Outbound proxy support for air-gapped / corporate network environments

[coopernetes]

Summary

In many organisations, servers don't have direct internet access — outbound connections must go through a corporate HTTP proxy. jgit-proxy currently assumes direct internet access when forwarding to upstream SCM providers. There's no way to configure an outbound proxy, making the proxy unusable in these environments.

Three outbound connection paths

Unlike a simple HTTP middleware, jgit-proxy has three distinct places that open outbound connections, each using a different library. All three need proxy support:

1. Store-and-forward upstream push — ForwardingPostReceiveHook uses JGit's Transport.open(). JGit respects Java system properties (https.proxyHost, https.proxyPort, http.nonProxyHosts) but there's no way to set these from the YAML config today.

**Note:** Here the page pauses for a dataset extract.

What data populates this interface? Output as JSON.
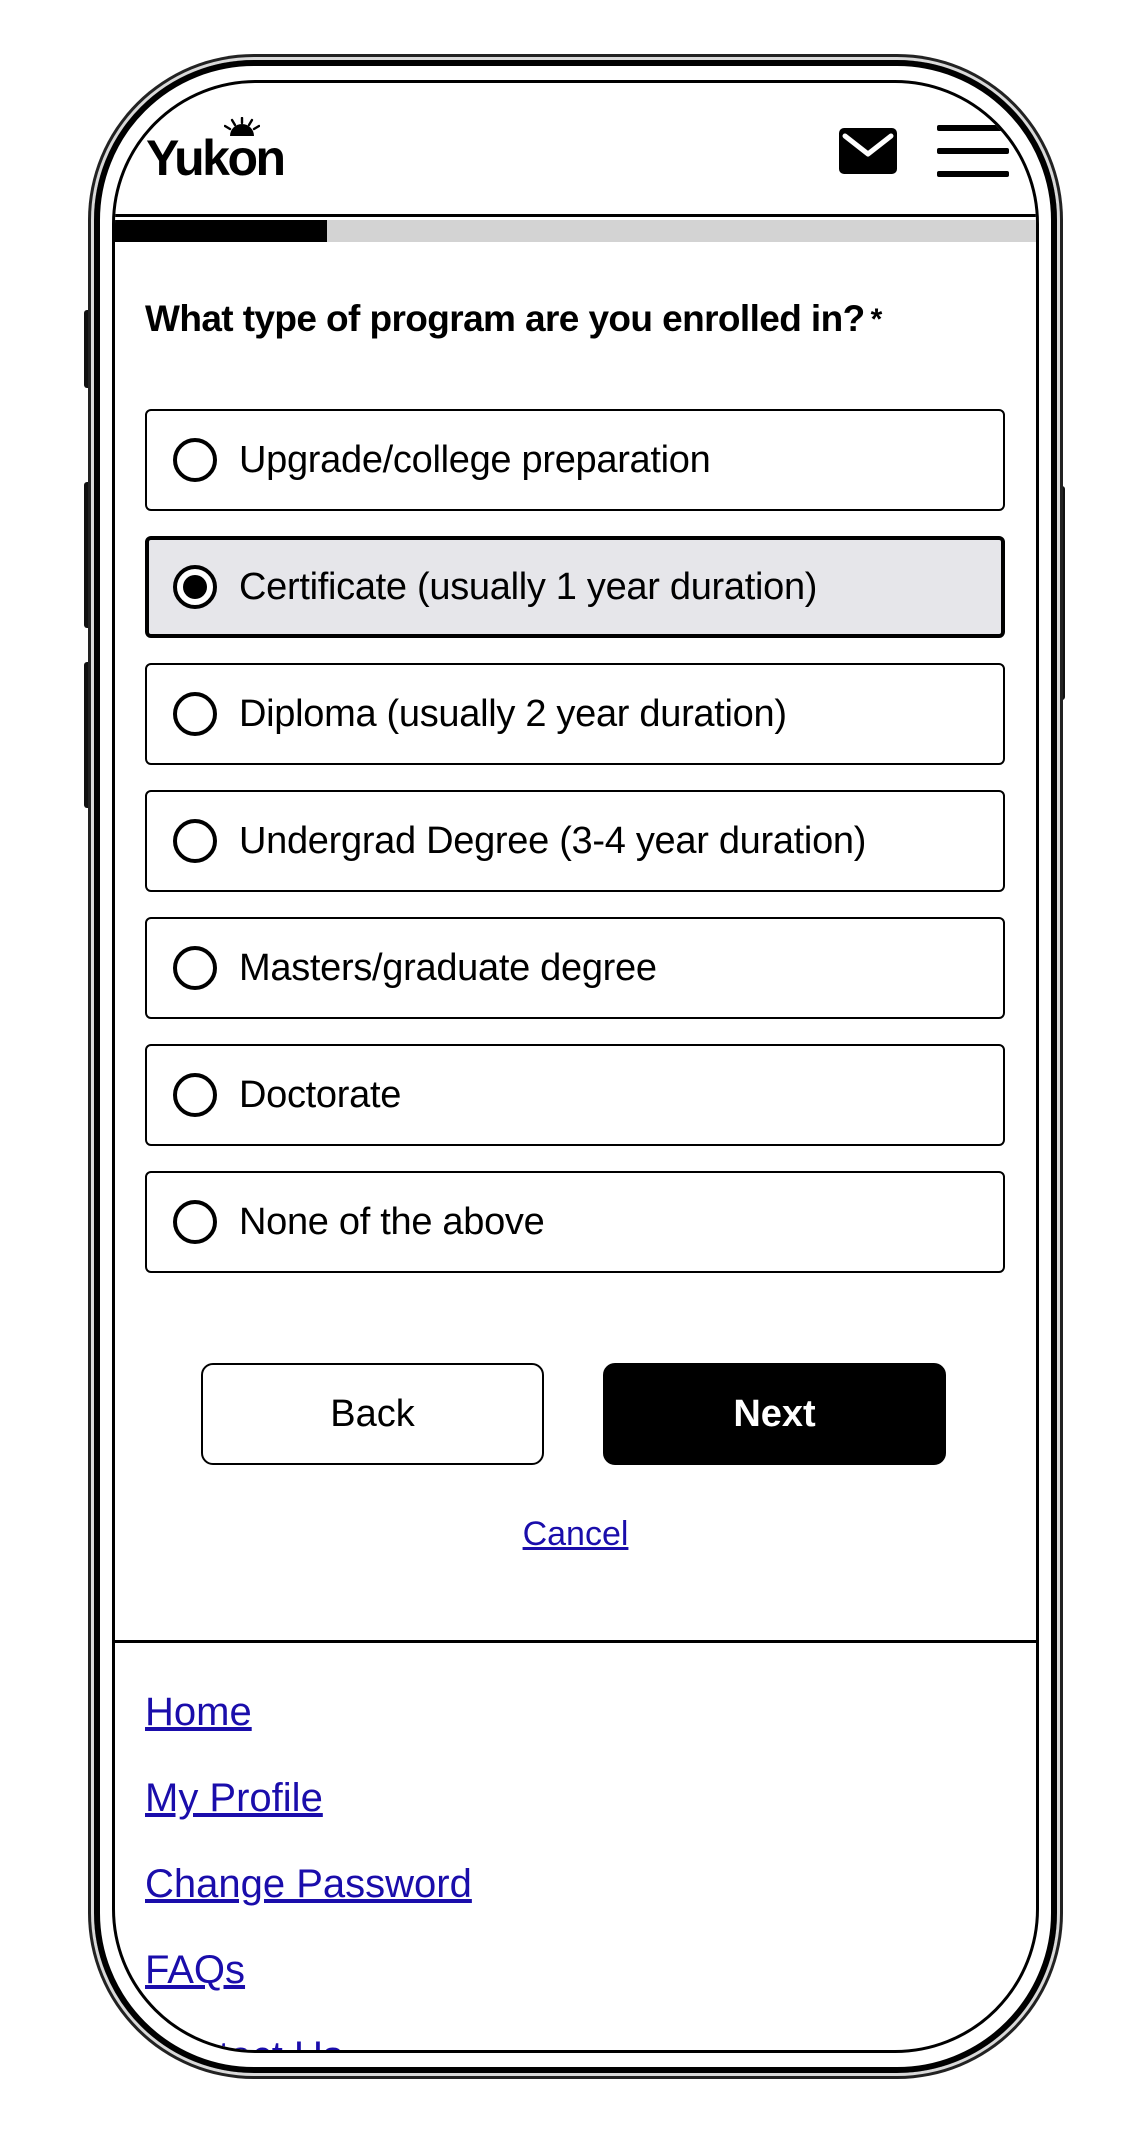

2. Transparent proxy forwarding — GitProxyServlet (Jetty's ProxyServlet) uses Jetty's internal HttpClient. Proxy support requires calling httpClient.getProxyConfiguration().addProxy(new HttpProxy(host, port)) at servlet setup time in GitProxyServletRegistrar.registerProxyServlet().

3. Provider SCM API calls (identity resolution, etc.) — GitHubProvider, GitLabProvider, etc. use Apache HttpClient 5 via org.apache.hc.client5.http.fluent.Request. These need a RequestConfig or RoutePlanner configured with the proxy host/port.

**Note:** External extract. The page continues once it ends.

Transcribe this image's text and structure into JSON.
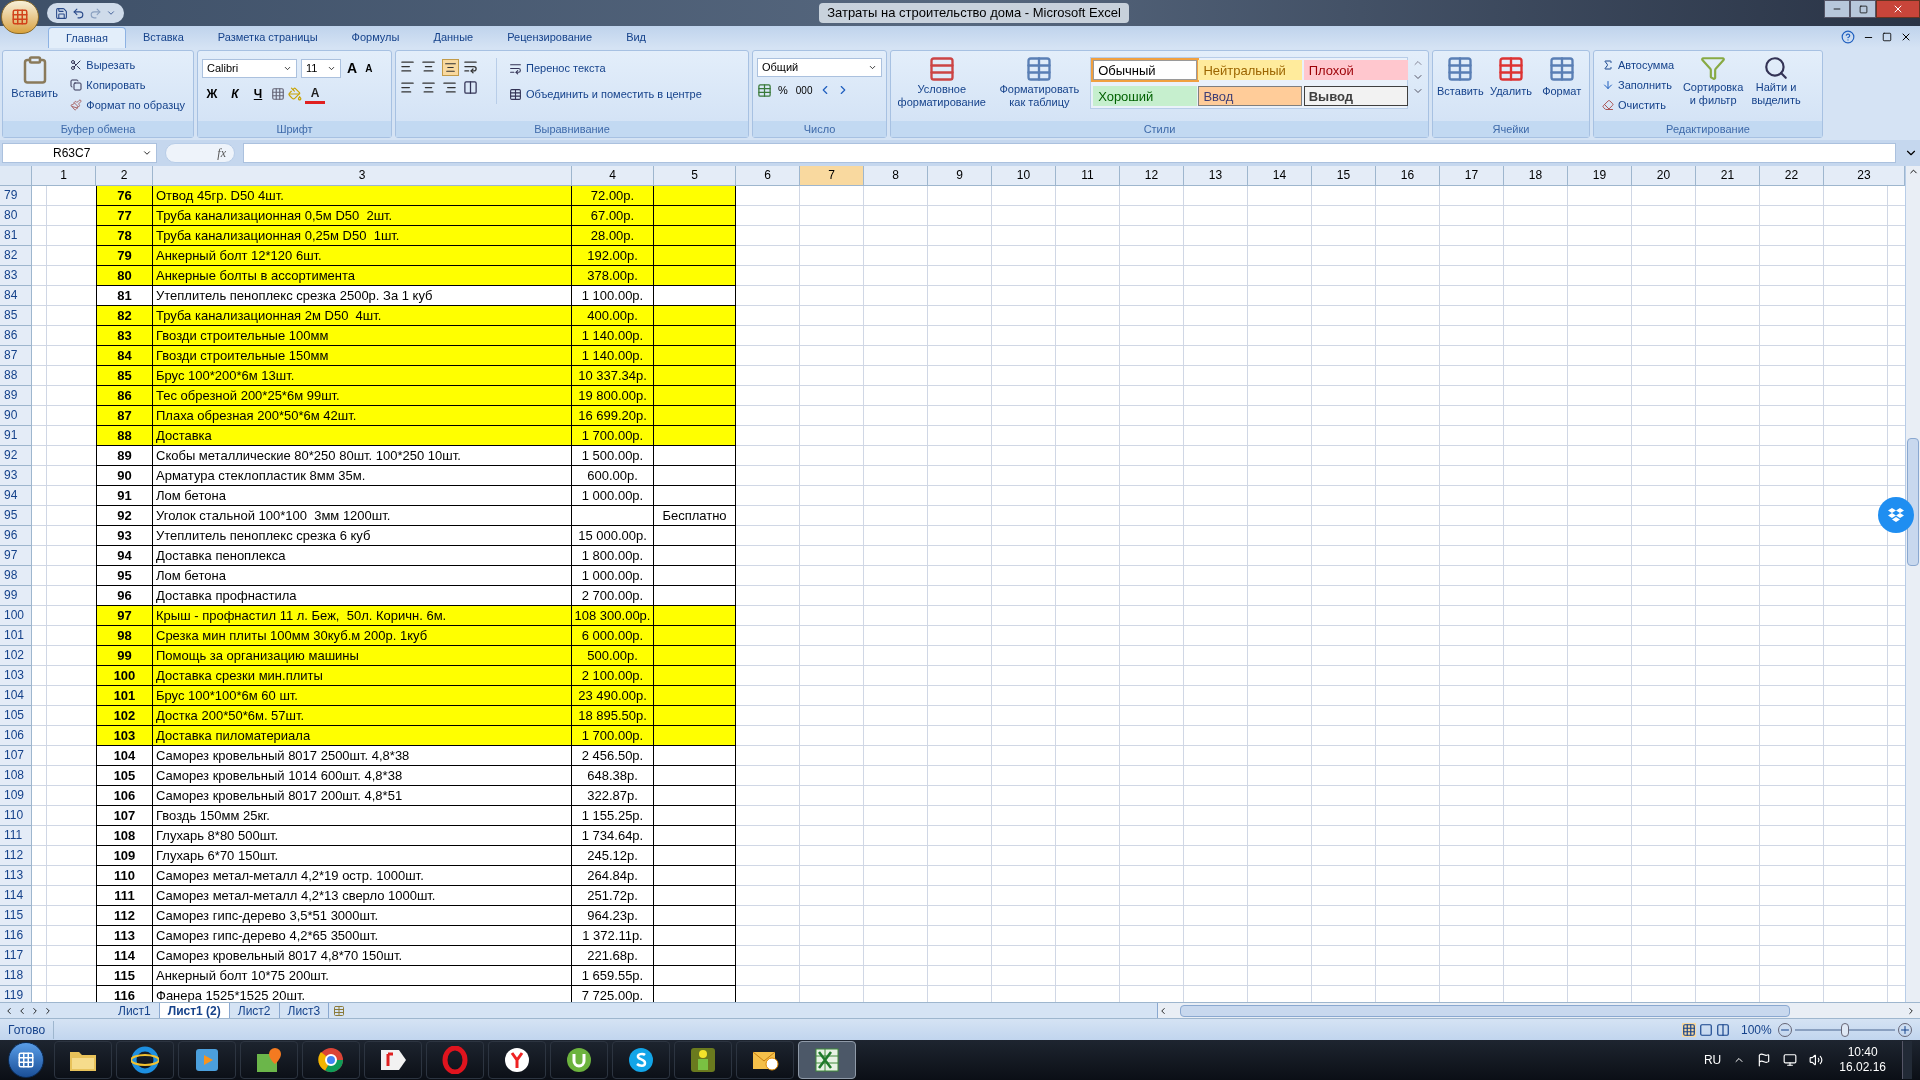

The upstream Node.js implementation hooks proxy configuration into proxyReqOptDecorator in src/proxy/routes/index.ts (line 147, currently a no-op pass-through) — this only covers path 2. jgit-proxy needs all three covered.

Proposed configuration

New server.outboundProxy block alongside the existing timeout settings:

server:
  outboundProxy:
    host: proxy.corp.example.com
    port: 8080
    # Optional: skip proxy for these hosts (matches Java nonProxyHosts syntax)
    noProxy: "localhost|*.internal.example.com"

At startup:

• Set https.proxyHost / https.proxyPort / http.nonProxyHosts as system properties (covers JGit Transport)
• Pass proxy config into Jetty HttpClient in registerProxyServlet() (covers transparent proxy)
• Build a shared Apache HC5 HttpClientBuilder with DefaultProxyRoutePlanner and inject it into all provider implementations (covers SCM API calls)

Documentation

The Node.js issue notes this is primarily a documentation gap for end users discovering the proxy in air-gapped environments. Alongside the config support, docs/CONFIGURATION.md should include a worked example for the corporate proxy case.

[coopernetes]

Auth is another thing. Need support for Basic Auth (username & password) + NTLM (typical in Windows environments).

http.auth.ntlm.domain

There is no builtin java property for basic auth via HTTP proxy. JGit transport's HTTP client would need auth wired in.

[coopernetes]

Splitting this into two scopes:

1.0.0 (this issue, trimmed scope): env-var proxy wiring only — read HTTP_PROXY / HTTPS_PROXY / NO_PROXY at startup and wire into all three outbound paths (JGit Transport, Jetty HttpClient, Apache HC5). No auth support, no new YAML config. This covers the common corporate dev setup where cntlm/Alpaca runs as a local relay at e.g. http://localhost:3128 and handles auth upstream.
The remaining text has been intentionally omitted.